Is it better to have a higher or lower down payment? ›

Those loans typically charge higher interest rates in order to compensate for the lack of mortgage insurance and guarantee. No matter what kind of loan you choose, if you put down less than 20 percent, you can expect to pay more for your mortgage than if you put down at least 20 percent.

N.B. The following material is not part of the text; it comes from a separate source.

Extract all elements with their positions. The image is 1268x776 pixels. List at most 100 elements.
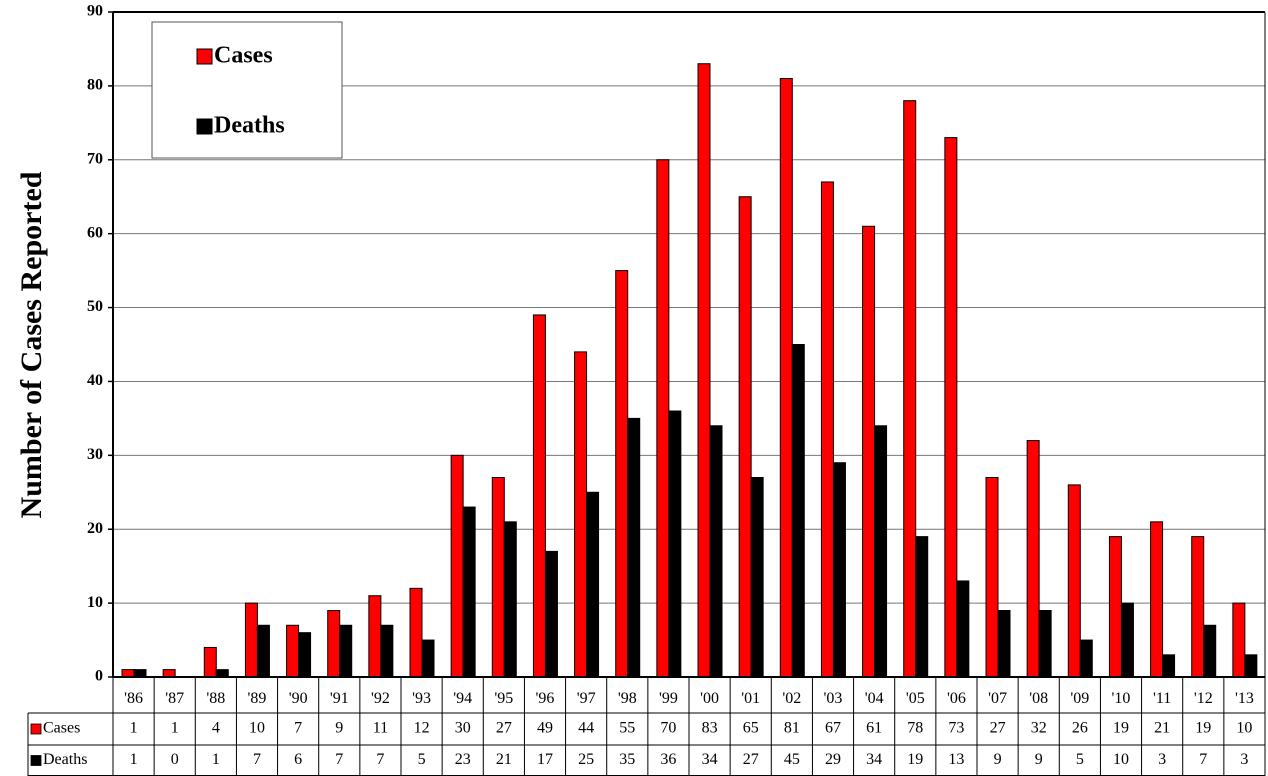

Why is 0 down payment bad? ›

When you start with a low- or zero-down loan, you'll have little to no equity. If home values fall, you could end up owing more on the home than it's worth, making it difficult to sell or refinance. Your interest rate might be higher. You might pay a higher interest rate for a no- or low-money down loan.

Top Articles
New York Times (NYT) Market Cap & Net Worth - Stock Analysis
What’s Next For Lululemon Stock After A 38% Fall This Year?
Custom Screensaver On The Non-touch Kindle 4
Matgyn
Rainbird Wiring Diagram
Samsung 9C8
Trade Chart Dave Richard
Owatc Canvas
Here's how eating according to your blood type could help you keep healthy
shopping.drugsourceinc.com/imperial | Imperial Health TX AZ
Clairememory Scam
Unit 1 Lesson 5 Practice Problems Answer Key
Gwdonate Org
Conan Exiles Thrall Master Build: Best Attributes, Armor, Skills, More
Craigslist Panama City Fl
Imagetrend Inc, 20855 Kensington Blvd, Lakeville, MN 55044, US - MapQuest
Roll Out Gutter Extensions Lowe's
Lcwc 911 Live Incident List Live Status
Big Lots Weekly Advertisem*nt
Highmark Wholecare Otc Store
104 Presidential Ct Lafayette La 70503
Jcp Meevo Com
11526 Lake Ave Cleveland Oh 44102
Marilyn Seipt Obituary
2004 Honda Odyssey Firing Order
Frank Vascellaro
Best Laundry Mat Near Me
Mega Millions Lottery - Winning Numbers & Results
Daily Journal Obituary Kankakee
Chris Provost Daughter Addie
Pillowtalk Podcast Interview Turns Into 3Some
Afspraak inzien
Heavenly Delusion Gif
The Complete Guide To The Infamous "imskirby Incident"
Studio 22 Nashville Review
20 bank M&A deals with the largest target asset volume in 2023
Doordash Promo Code Generator
Gravel Racing
The Realreal Temporary Closure
Rocky Bfb Asset
Arcanis Secret Santa
Jammiah Broomfield Ig
Walmart Careers Stocker
Funkin' on the Heights
Vci Classified Paducah
Gander Mountain Mastercard Login
9294027542
Quest Diagnostics Mt Morris Appointment
Congressional hopeful Aisha Mills sees district as an economical model
Latest Posts
Article information

Author: Rueben Jacobs

Last Updated:

Views: 6152

Rating: 4.7 / 5 (77 voted)

Reviews: 92% of readers found this page helpful

Author information

Name: Rueben Jacobs

Birthday: 1999-03-14

Address: 951 Caterina Walk, Schambergerside, CA 67667-0896

Phone: +6881806848632

Job: Internal Education Planner

Hobby: Candle making, Cabaret, Poi, Gambling, Rock climbing, Wood carving, Computer programming

Introduction: My name is Rueben Jacobs, I am a cooperative, beautiful, kind, comfortable, glamorous, open, magnificent person who loves writing and wants to share my knowledge and understanding with you.